Airbus will be looking for a long-awaited new order for its A350-1000 mini-jumbo at this week's Farnborough Airshow, with Hong Kong's Cathay Pacific tipped as most likely to end the model's three-year order drought, industry sources said.
Cathay Pacific has 36 of the A350-900 base model on order, and may add on further orders for the stretched A350-1000 or convert some of its existing orders, or both, the sources said.
Airbus and Cathay Pacific declined to comment.
Airbus says the future 350-seat carbon-composite passenger jet will be significantly more efficient than Boeing's 777 but has so far been unable to make a significant dent in the 777's hold on a lucrative corner of the jet market, just below 400 seats.
Airbus is building the first A350-900 test aircraft and has a total of 548 of the three variants of long-distance twinjet on order. Of these 62 are for the A350-1000.
Some Middle East airlines have complained about the range of this largest variant, prompting Airbus and engine maker Rolls-Royce to bolster the engine design and relaunch the aircraft at the Paris Air Show last year.
Airbus attributes slow sales of the A350-1000 to the lack of availability before late in this decade, but Boeing continues to post strong sales of the 777 which had a record year in 2011.
Boeing is touting a more efficient 407-seat version of its most profitable jet with new engines to try to stay ahead of the A350-1000 which is based on a lighter fuselage.
The A350 family also competes with the 787 Dreamliner.
Eyes at the July 9-15 event will also be on the lower end of the long-distance wide-body market where the reverse is happening - Airbus prolonging the life of a current-generation aircraft with good sales of the A330, while Boeing prepares to answer back with a possible next-generation type called 787-10.

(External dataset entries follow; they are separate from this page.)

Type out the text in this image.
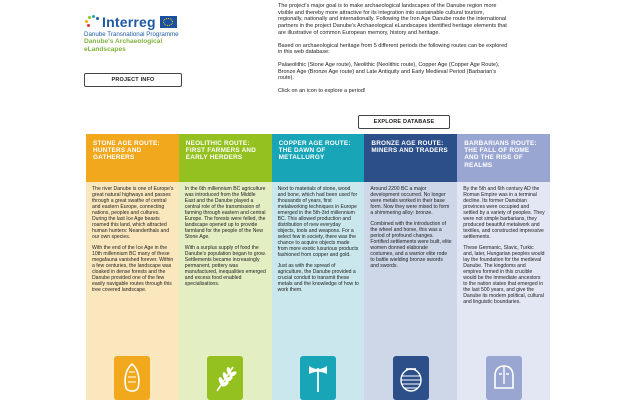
Interreg
Danube Transnational Programme
Danube's Archaeological
eLandscapes
PROJECT INFO

The project's major goal is to make archaeological landscapes of the Danube region more visible and thereby more attractive for its integration into sustainable cultural tourism, regionally, nationally and internationally. Following the Iron Age Danube route the international partners in the project Danube's Archaeological eLandscapes identified heritage elements that are illustrative of common European memory, history and heritage.

Based on archaeological heritage from 5 different periods the following routes can be explored in this web database:

Palaeolithic (Stone Age route), Neolithic (Neolithic route), Copper Age (Copper Age Route), Bronze Age (Bronze Age route) and Late Antiquity and Early Medieval Period (Barbarian's route).

Click on an icon to explore a period!

EXPLORE DATABASE
STONE AGE ROUTE:
HUNTERS AND GATHERERS

The river Danube is one of Europe's great natural highways and passes through a great swathe of central and eastern Europe, connecting nations, peoples and cultures. During the last Ice Age beasts roamed this land, which attracted human hunters: Neanderthals and our own species.

With the end of the Ice Age in the 10th millennium BC many of these megafauna vanished forever. Within a few centuries, the landscape was cloaked in dense forests and the Danube provided one of the few easily navigable routes through this tree covered landscape.

NEOLITHIC ROUTE:
FIRST FARMERS AND EARLY HERDERS

In the 6th millennium BC agriculture was introduced from the Middle East and the Danube played a central role of the transmission of farming through eastern and central Europe. The forests were felled, the landscape opened up to provide farmland for the people of the New Stone Age.

With a surplus supply of food the Danube's population began to grow. Settlements became increasingly permanent, pottery was manufactured, inequalities emerged and excess food enabled specialisations.

COPPER AGE ROUTE:
THE DAWN OF METALLURGY

Next to materials of stone, wood and bone, which had been used for thousands of years, first metalworking techniques in Europe emerged in the 5th-3rd millennium BC. This allowed production and distribution of new everyday objects, tools and weapons. For a select few in society, there was the chance to acquire objects made from more exotic luxurious products fashioned from copper and gold.

Just as with the spread of agriculture, the Danube provided a crucial conduit to transmit these metals and the knowledge of how to work them.

BRONZE AGE ROUTE:
MINERS AND TRADERS

Around 2200 BC a major development occurred. No longer were metals worked in their base form. Now they were mixed to form a shimmering alloy: bronze.

Combined with the introduction of the wheel and horse, this was a period of profound changes. Fortified settlements were built, elite women donned elaborate costumes, and a warrior elite rode to battle wielding bronze swords and swords.

BARBARIANS ROUTE:
THE FALL OF ROME AND THE RISE OF REALMS

By the 5th and 6th century AD the Roman Empire was in a terminal decline. Its former Danubian provinces were occupied and settled by a variety of peoples. They were not simple barbarians, they produced beautiful metalwork and textiles, and constructed impressive settlements.

These Germanic, Slavic, Turkic and, later, Hungarian peoples would lay the foundation for the medieval Danube. The kingdoms and empires formed in this crucible would be the immediate ancestors to the nation states that emerged in the last 500 years, and give the Danube its modern political, cultural and linguistic boundaries.
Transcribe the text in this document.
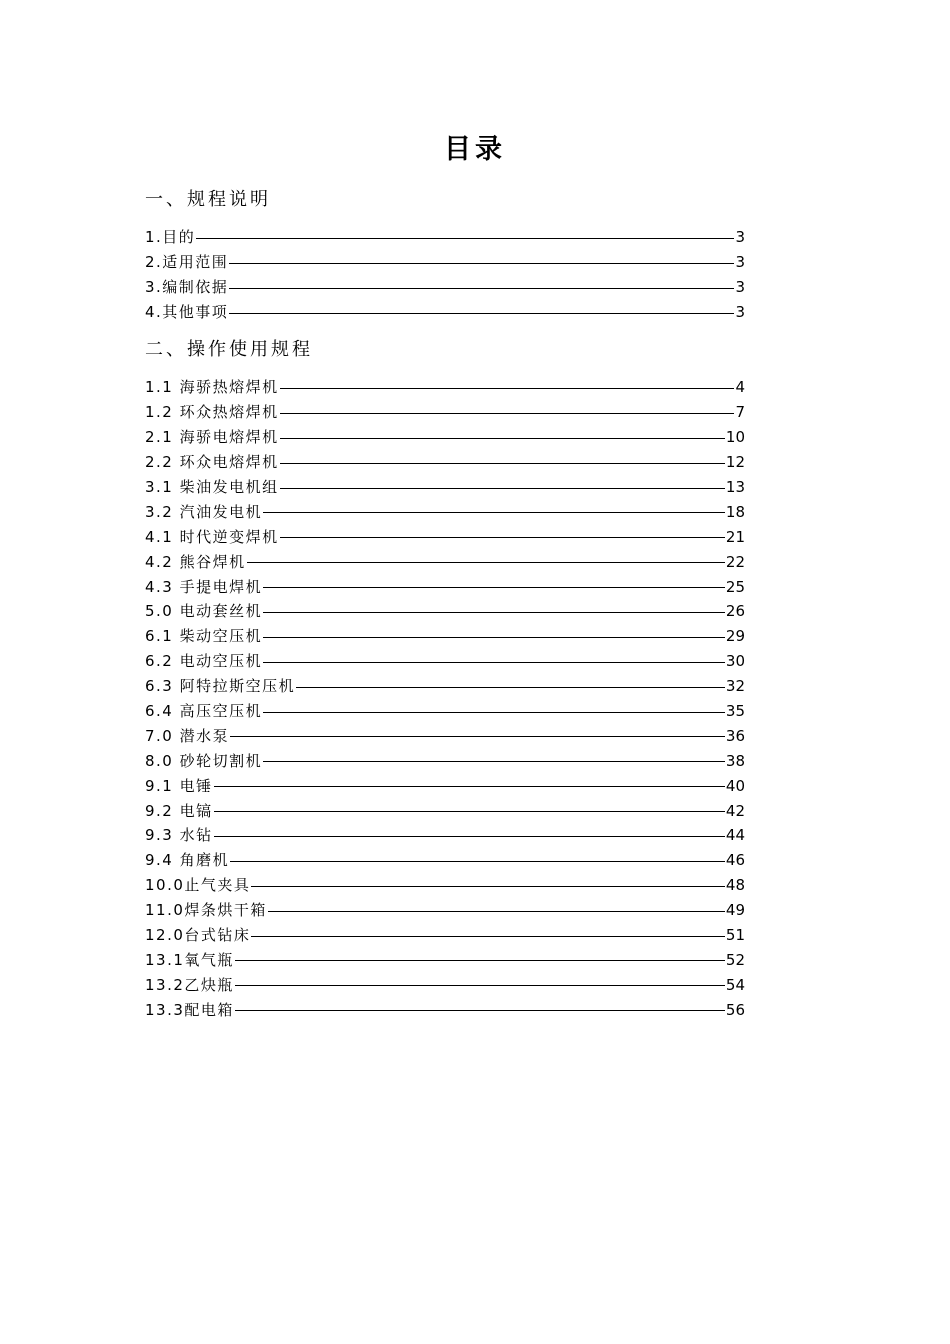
目录
一、规程说明
1.目的	3
2.适用范围	3
3.编制依据	3
4.其他事项	3
二、操作使用规程
1.1 海骄热熔焊机	4
1.2 环众热熔焊机	7
2.1 海骄电熔焊机	10
2.2 环众电熔焊机	12
3.1 柴油发电机组	13
3.2 汽油发电机	18
4.1 时代逆变焊机	21
4.2 熊谷焊机	22
4.3 手提电焊机	25
5.0 电动套丝机	26
6.1 柴动空压机	29
6.2 电动空压机	30
6.3 阿特拉斯空压机	32
6.4 高压空压机	35
7.0 潜水泵	36
8.0 砂轮切割机	38
9.1 电锤	40
9.2 电镐	42
9.3 水钻	44
9.4 角磨机	46
10.0止气夹具	48
11.0焊条烘干箱	49
12.0台式钻床	51
13.1氧气瓶	52
13.2乙炔瓶	54
13.3配电箱	56
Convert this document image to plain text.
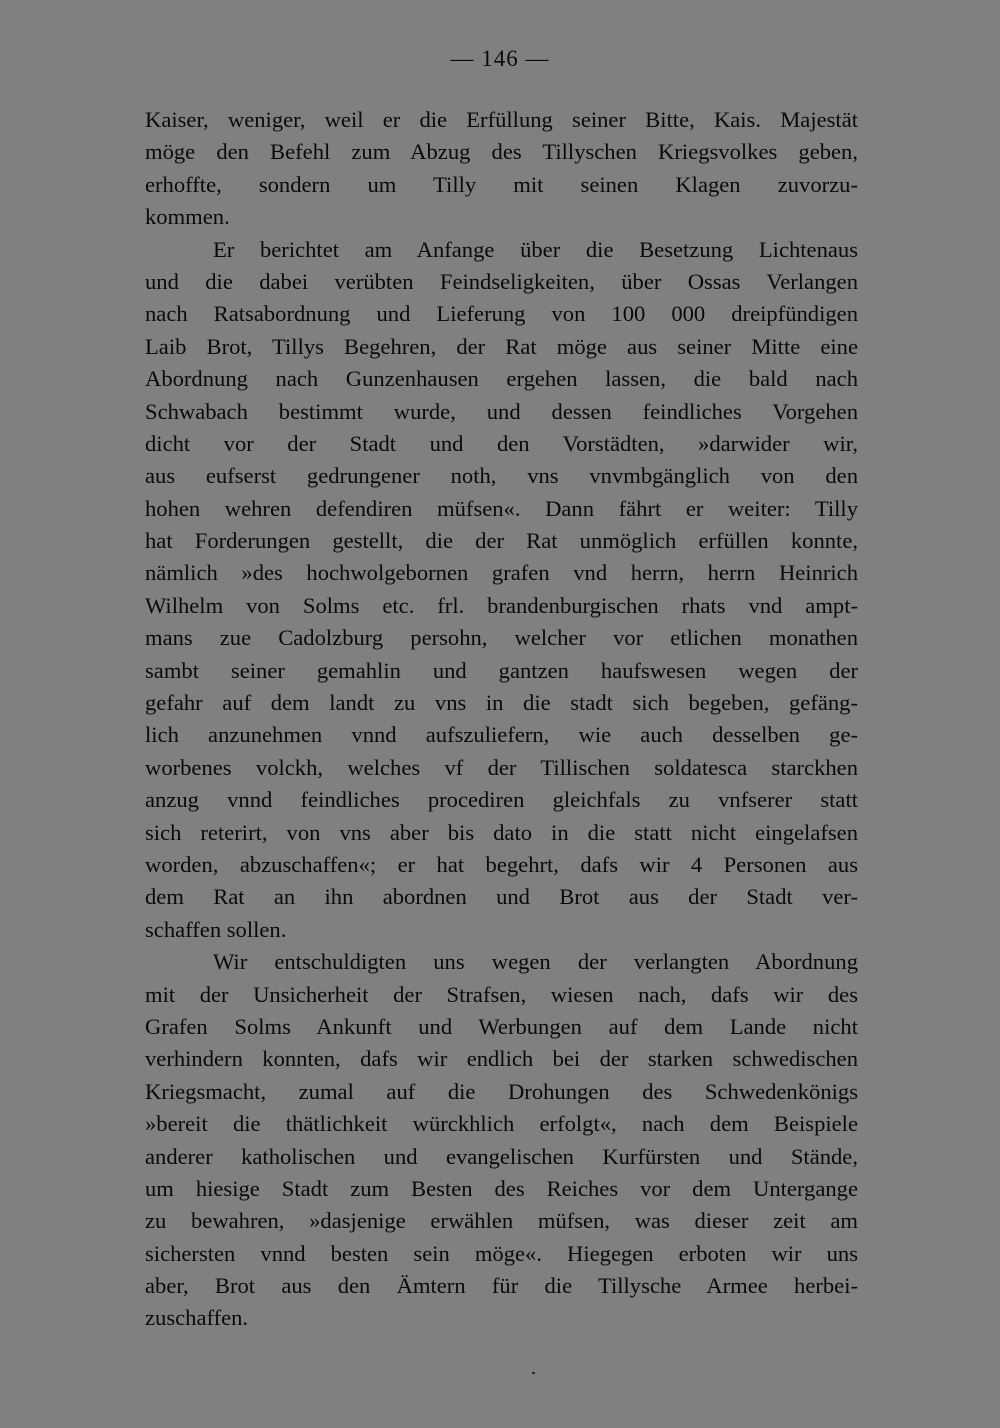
— 146 —
Kaiser, weniger, weil er die Erfüllung seiner Bitte, Kais. Majestät
möge den Befehl zum Abzug des Tillyschen Kriegsvolkes geben,
erhoffte, sondern um Tilly mit seinen Klagen zuvorzu-
kommen.
Er berichtet am Anfange über die Besetzung Lichtenaus
und die dabei verübten Feindseligkeiten, über Ossas Verlangen
nach Ratsabordnung und Lieferung von 100 000 dreipfündigen
Laib Brot, Tillys Begehren, der Rat möge aus seiner Mitte eine
Abordnung nach Gunzenhausen ergehen lassen, die bald nach
Schwabach bestimmt wurde, und dessen feindliches Vorgehen
dicht vor der Stadt und den Vorstädten, »darwider wir,
aus eufserst gedrungener noth, vns vnvmbgänglich von den
hohen wehren defendiren müfsen«. Dann fährt er weiter: Tilly
hat Forderungen gestellt, die der Rat unmöglich erfüllen konnte,
nämlich »des hochwolgebornen grafen vnd herrn, herrn Heinrich
Wilhelm von Solms etc. frl. brandenburgischen rhats vnd ampt-
mans zue Cadolzburg persohn, welcher vor etlichen monathen
sambt seiner gemahlin und gantzen haufswesen wegen der
gefahr auf dem landt zu vns in die stadt sich begeben, gefäng-
lich anzunehmen vnnd aufszuliefern, wie auch desselben ge-
worbenes volckh, welches vf der Tillischen soldatesca starckhen
anzug vnnd feindliches procediren gleichfals zu vnfserer statt
sich reterirt, von vns aber bis dato in die statt nicht eingelafsen
worden, abzuschaffen«; er hat begehrt, dafs wir 4 Personen aus
dem Rat an ihn abordnen und Brot aus der Stadt ver-
schaffen sollen.
Wir entschuldigten uns wegen der verlangten Abordnung
mit der Unsicherheit der Strafsen, wiesen nach, dafs wir des
Grafen Solms Ankunft und Werbungen auf dem Lande nicht
verhindern konnten, dafs wir endlich bei der starken schwedischen
Kriegsmacht, zumal auf die Drohungen des Schwedenkönigs
»bereit die thätlichkeit würckhlich erfolgt«, nach dem Beispiele
anderer katholischen und evangelischen Kurfürsten und Stände,
um hiesige Stadt zum Besten des Reiches vor dem Untergange
zu bewahren, »dasjenige erwählen müfsen, was dieser zeit am
sichersten vnnd besten sein möge«. Hiegegen erboten wir uns
aber, Brot aus den Ämtern für die Tillysche Armee herbei-
zuschaffen.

A potential Philippines order for A330s could add to what some sources say could be a busier-than-expected event for Airbus, which tends to spring Air Show surprises, while Boeing is dampening widespread reports of an order blitz by insisting it builds up its portfolio as orders come in over the year.
Airbus sales chief John Leahy said in an interview last week he did not expect to sell as many aircraft as Boeing at Farnborough, while Boeing Chief Executive James McNernney told European newspapers on Sunday it could outsell Airbus for "a number of years" having trailed for nearly a decade.
Airbus outsold Boeing by a record margin last year.
The two planemakers have most of the market for narrowbody short-haul planes and control all the market for wide-bodies.
Including smaller competitors, global jet sales are estimated at approximately $100 billion a year.